Colorado Springs Military Newspaper Group

Fort Carson Mountaineer

Event crowns best chefs

Junior chef of the year Spc. Rossana Vera, 3rd Squadron, 61st Cavalry Regiment, 4th Brigade Combat Team, 4th Infantry Division, plates her winning entree for the judges Oct. 19 during the chef of the year competition.

Story and photos by Staff Sgt. Wayne Barnett

Mountaineer staff

As the flames on the stove were extinguished and the whirring of mixers dissipated, two people emerged victorious in the 4th Infantry Division chef of the year contest.

After two days of heated com­petition, Cpl. Stephanie Francois, 168th Brigade Support Battalion, 214th Fires Brigade, 4th Infantry Division, Fort Sill, Okla., and Spc. Rossana Vera, 3rd Squadron, 61st Cavalry Regiment, 4th Brigade Combat Team, 4th Inf. Div., rose above their peers to claim the title of senior and junior chef of the year, respectively.

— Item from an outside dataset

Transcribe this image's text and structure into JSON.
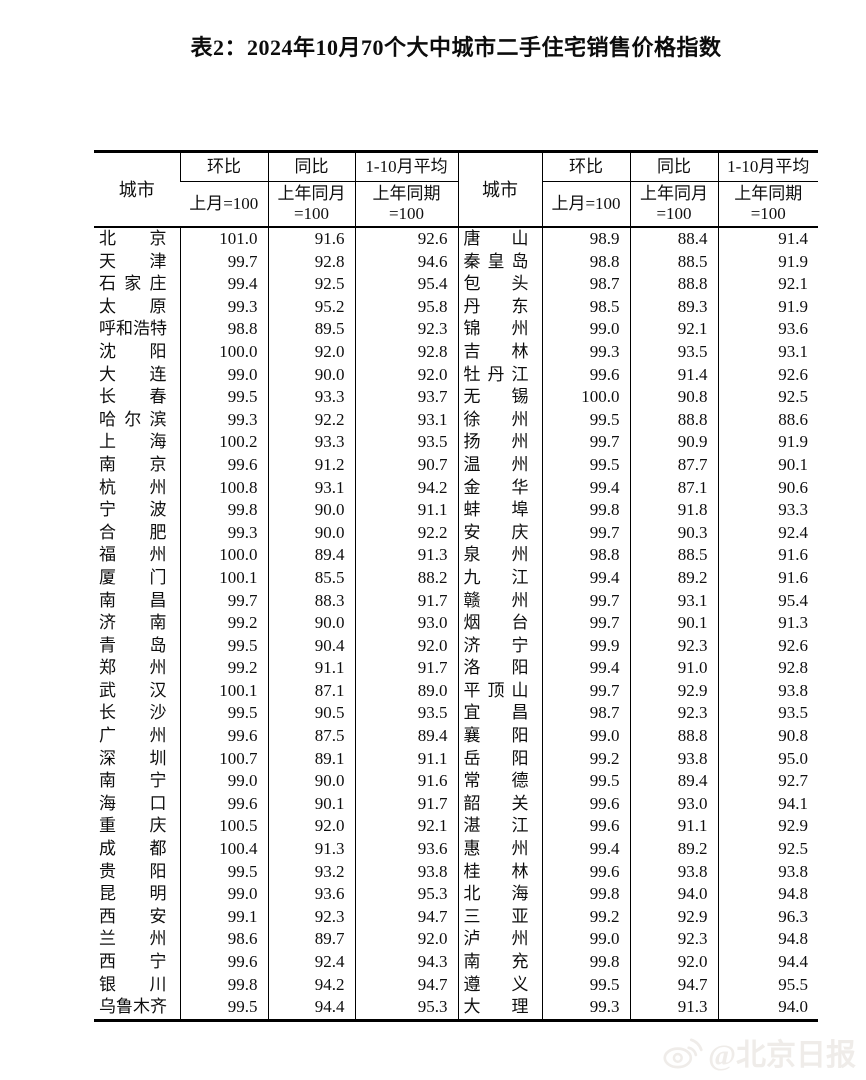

“This was a great learning experience and really fun. I am glad I could come out and represent Fort Sill well,” said Francois.

“I am really happy that I won. I have only worked in the dining facility a short time and have already won one of the big competitions,” said Vera.

The two-day contest pitted Francois against Sgt. Dirk Anderson 4th Brigade Combat Team, 4th Inf. Div.; Sgt. Callie Worsley, 704th Brigade Support Battalion, 4th BCT, 4th Inf. Div.; in the senior chef competition. Vera bested Spc. Kenneth Lacosse, 4th BCT; and Pfc. Erickson Guffey, 2nd Battalion, 5th Artillery Regiment, 214th Fires Bde.; for the coveted title of junior chef of the year.

These Soldiers won at their individual brigade chef of the quarter boards to advance to the yearly “Ivy” Division competition.

Day one of the competition involved a formal board where the Soldiers answered questions on military topics such as physical fitness, leadership and military customs and history. The competitors also answered questions about their military occupational specialty that included topics on sanitation, food service administration and preparation and field food service.

“I was really nervous going into the board portion of the event,” said Anderson.

Day two of the event allowed the Soldiers to show off their culinary talent in a mystery basket cook-off.

“It’s an incentive for them to progress in their MOS whether it is culinary or advanced culinary, this is the perfect setting for them to get the motivation they need to do that,” said Sgt. 1st Class Colin Brooks, 168th BSB, 214th Fires Bde.

The chefs drew numbers corresponding to mystery baskets that contained the same vegetables and starches, but had either beef, chicken, shrimp or fish. Then they were given 30 minutes to create a menu and assemble their equipment and ingredients.

“The time went by a lot faster than I imagined. I looked up and a half hour had gone by, and I couldn’t figure out how that happened,” said Anderson.

The next two hours were used to prepare a three-course meal under the watchful eyes of the judges.

“We are judging on work ethics, sanitation, and basic food preparation and knife skills … the overall culinary picture,” said Sgt. 1st Class Willie Conner, judge with 214th Fires Bde.

The last half hour was used by the chefs to plate and present their creations to the panel of five judges who evaluated plate presentation, taste, portion control and nutritional value.

After the judging, the scores were tallied and added to the day one scores to determine the overall best chefs.

“I think we had a great turnout. The Soldiers were very motivated. They gave it their all and they learned something and brought something for everyone else to learn from,” said Gregory Joell, installation food project manager.